Cleaning Symbiosis: Underwater Hygiene with the Ocean’s Favourite Cleaning Experts
Photo StoryPublished : May 13, 2021Updated : Sep 24, 2023
Cleaner wrasses and cleaner shrimps feed on parasites for a living. This, in turn, helps animals that want parasites removed from their bodies, and results in a healthier ecosystem
Text by: Chetana Babburjung Purushotham
Cleaner wrasses and cleaner shrimps feed on parasites for a living. This, in turn, helps animals that want parasites removed from their bodies, and results in a healthier ecosystem
What does it take for animals to survive in the wild? The most obvious factors that come to mind include being able to forage or hunt, while successfully evading predators. A critical factor we often forget to think about, perhaps due to its seemingly subtle and less exciting nature, is the ability of wild animals to stay clean. Some of the most fascinating interactions and behaviours to behold in the wild are not always the sensational hunting sequences, animals devouring their kill, or their elaborate mating rituals. It is the extent to which some animals will go to maintain good hygiene. This is especially fascinating, and easy to observe in the ocean where animals of all sizes come together in the quest to be and help others be disease-free.
Parasites latch onto fish of all sizes, getting between their scales, gills, and other soft tissue. They steadily drain their hosts’ resources and increase their chances of contracting diseases. Parasites can literally weigh their hosts down. Some of the most unlikely examples of cooperation between species in the ocean have evolved to address this threat to an animal’s fitness.

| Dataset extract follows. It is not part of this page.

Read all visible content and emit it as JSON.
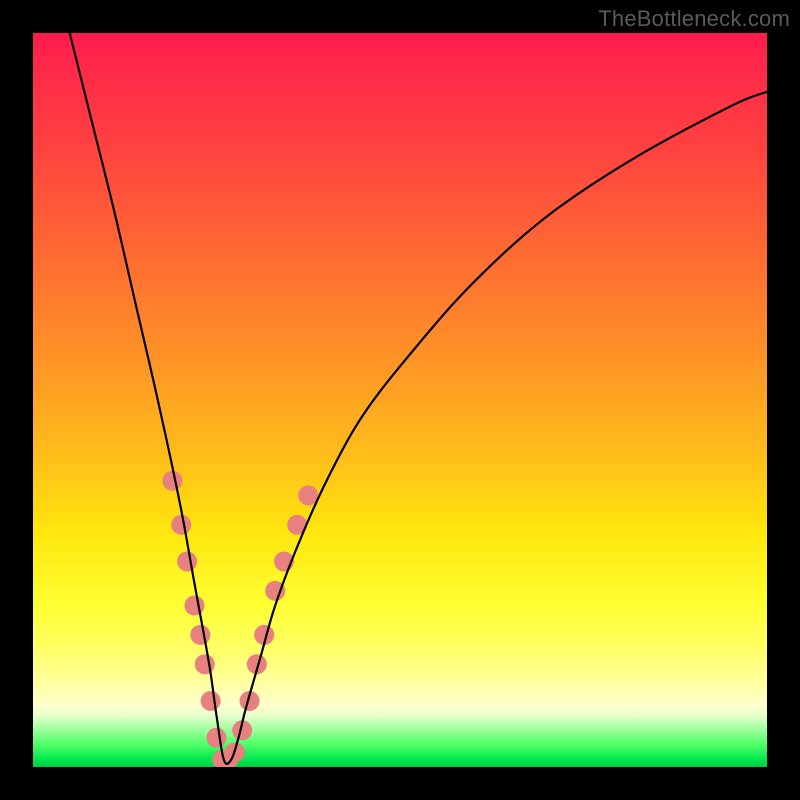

“Cleaning symbiosis” is a fascinating, mutually beneficial therapeutic exchange between animals that want parasites removed from their bodies, and animals that feed on those parasites for a living. Humans are not the only ones to understand the value of “spa treatments”; fish and aquatic invertebrates also partake in the stress-relief and hygienic benefits of being cleaned and massaged, often by unrelated species. Cleaners like cleaner wrasses and cleaner shrimps offer these fish (their clients) the service of carefully getting rid of their parasites, nipping them in the bud. A win-win situation to all parties involved in the cutthroat race for survival.